これ以上は勘弁してほしい、という眼差し。
兵士たちの目は様々な感情を映していた。
そして。
その全てが、遼に向けられていた。
**
一通りの指示を出し終え、
廊下を曲がった瞬間、老兵の声が飛んだ。
「リョウ」
振り返ると、
ローデンが腕を組んで立っていた。
「少し休め」
「無理だろ。
今めちゃくちゃなんだから」
「お主が倒れた方が、もっと面倒じゃ」
遼は、小さく苦笑する。
「……俺、
そんな柄じゃないんだけどな」
「何がじゃ?」
「こういうの」
遼は、
少し視線を逸らした。
「皆が、俺を見てるのは分かってる。
でも……俺でいいのか、って。
まだ分からねぇ」
ローデンは、ぽかんとした表情で、
しばらく黙っていた。
やがて、低く笑う。
「今さら何を言っとる。
皆、お主を見て動いておるわい。
ガルドの時も、レクトールの時も、
お主がいればこそ、勝てたもんじゃからな」
その言葉に、
遼は一瞬だけ黙り込む。
(……柄じゃねぇっての)
むずがゆさから、思わず頭を
ガシガシと掻いてしまう。
こちらの世界に来る前なら、
そんなもの、絶対に背負わなかった。
失いたくない。
それだけだったから。
――なのに、今は。
気づけば、
人が、自分を見ている。
その変化に、
遼自身が一番戸惑っていた。
「……でも」
ぽつりと、遼が呟く。
「悪くない、
のかもしれない」
ローデンが、片眉を上げた。
「ほう?」
「いや、
まだよく分かんねぇけど」
遼は再び頭を掻く。
「前よりは、少しだけ。
前向いて歩けてる気はする」
その言葉は、不器用だった。
けれど、確かに本音だった。
ローデンは、何も言わない。
ただ、
どこか安心したように、
小さく鼻を鳴らした。
**
一方。
廊下の陰。
エリシアとミレイユは、
二人の会話を静かに見ていた。
「……変わりましたね」
ミレイユが小さく呟く。
エリシアも、静かに頷いた。
「うん」
最初の頃の遼は、
もっと危うかった。
身体は誰かを助けているのに、
心は懺悔をしている罪人のような、
言葉に出来ない、ちぐはぐさを感じていた。
けれど、今は違う。
迷いながらでも、
人の中へ入ろうとしている。
それが、
どこか眩しく見えた。
その時。
遼が偶然こちらを振り向いた。
首を傾げながら、問いかけてくる。
「……なんで隠れてんだ?」
「っ!?」
エリシアが僅かに肩を跳ねさせる。
ミレイユは、
平静を装って咳払いした。
「別に、隠れてはいません」
「絶対見てただろ」
「見てません」
「いや見てたって」
訝し気な遼。
澄ました顔のミレイユ。
苦笑するエリシア。
肩を竦めるローデン。
慌しい城塞の中で、
ゆっくりとした時間が流れていた。
やがて。
バタバタバタッ!!
足音に振り向くと、
レムル村からの古参の一人が、
慌てた様子で遼に報告した。
「リョウさん!
また荷車が壊れました!!」
「またかよ!?昨日から三台目だぞ!?
……仕方ない、じゃあ、ちょっと行ってくるな」
そう言い残し、
また慌しく、遼は駆けだして行く。
その背中を、
エリシアとミレイユは見つめていた。
エリシアの瞳には、温かさがあった。
遼が“前へ進もうとしている”ことへの喜びだった。
ただ、なぜこんなに眩しく見えるのか、
エリシア自身にも、まだ分からなかった。
ミレイユの瞳は、静かに揺れていた。
嬉しいとは思う。
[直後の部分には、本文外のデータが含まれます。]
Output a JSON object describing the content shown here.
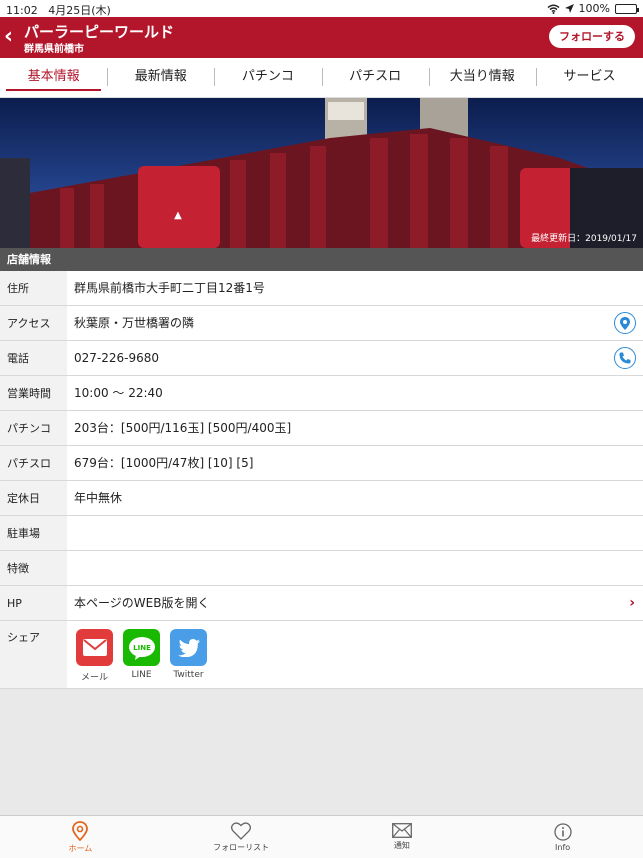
{
  "status": {
    "time": "11:02",
    "date": "4月25日(木)",
    "battery": "100%"
  },
  "header": {
    "title": "パーラーピーワールド",
    "subtitle": "群馬県前橋市",
    "follow_label": "フォローする"
  },
  "tabs": [
    {
      "label": "基本情報"
    },
    {
      "label": "最新情報"
    },
    {
      "label": "パチンコ"
    },
    {
      "label": "パチスロ"
    },
    {
      "label": "大当り情報"
    },
    {
      "label": "サービス"
    }
  ],
  "hero": {
    "updated": "最終更新日：2019/01/17"
  },
  "section": {
    "title": "店舗情報"
  },
  "rows": {
    "address": {
      "label": "住所",
      "value": "群馬県前橋市大手町二丁目12番1号"
    },
    "access": {
      "label": "アクセス",
      "value": "秋葉原・万世橋署の隣"
    },
    "phone": {
      "label": "電話",
      "value": "027-226-9680"
    },
    "hours": {
      "label": "営業時間",
      "value": "10:00 〜 22:40"
    },
    "pachinko": {
      "label": "パチンコ",
      "value": "203台：[500円/116玉] [500円/400玉]"
    },
    "pachislo": {
      "label": "パチスロ",
      "value": "679台：[1000円/47枚] [10] [5]"
    },
    "holiday": {
      "label": "定休日",
      "value": "年中無休"
    },
    "parking": {
      "label": "駐車場",
      "value": ""
    },
    "features": {
      "label": "特徴",
      "value": ""
    },
    "hp": {
      "label": "HP",
      "value": "本ページのWEB版を開く"
    },
    "share": {
      "label": "シェア",
      "mail": "メール",
      "line": "LINE",
      "twitter": "Twitter",
      "line_icon_text": "LINE"
    }
  },
  "colors": {
    "brand": "#b3162b",
    "accent_blue": "#2a8ad8",
    "line": "#18b900",
    "twitter": "#4a9ee8",
    "mail": "#e23b3b",
    "active_tab": "#e2661e"
  },
  "tabbar": {
    "home": "ホーム",
    "follow_list": "フォローリスト",
    "notice": "通知",
    "info": "Info"
  }
}
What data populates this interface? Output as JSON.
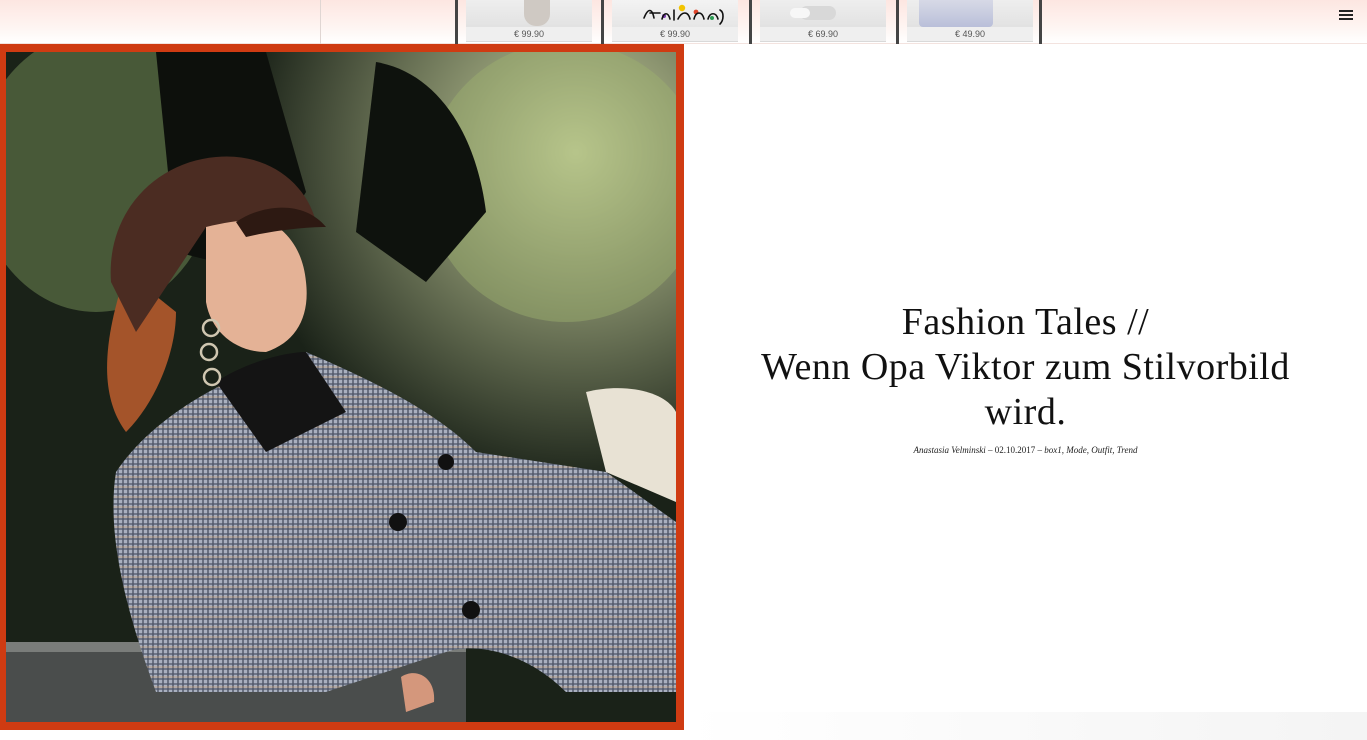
{
  "header": {
    "logo_alt": "This is Jane Wayne",
    "menu_icon": "hamburger-menu-icon",
    "products": [
      {
        "price": "€ 99.90"
      },
      {
        "price": "€ 99.90"
      },
      {
        "price": "€ 69.90"
      },
      {
        "price": "€ 49.90"
      }
    ]
  },
  "article": {
    "title_line1": "Fashion Tales //",
    "title_line2": "Wenn Opa Viktor zum Stilvorbild",
    "title_line3": "wird.",
    "author": "Anastasia Velminski",
    "separator1": " – ",
    "date": "02.10.2017",
    "separator2": " – ",
    "categories": [
      "box1",
      "Mode",
      "Outfit",
      "Trend"
    ]
  },
  "colors": {
    "frame": "#cf3b12",
    "topbar": "#fde6e1"
  }
}
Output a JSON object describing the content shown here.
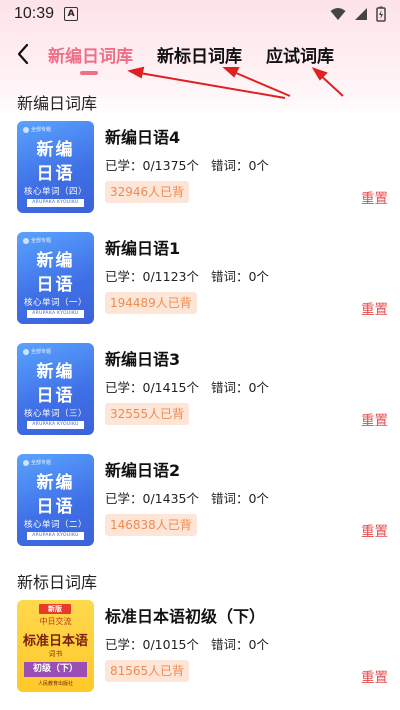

確かに思う。
だが、遼が"変わっていく"ほど、
自分が何者でいられるのかが、分からなくなっていく気がした。
どちらも同じ背中を見ているのに、
感じる温度は違っていた。
遼は、二人の視線に気づかない。
その背中に、二つの視線が重なっていることも知らないまま、
ただ、忙しさに追われて前だけを見ていた。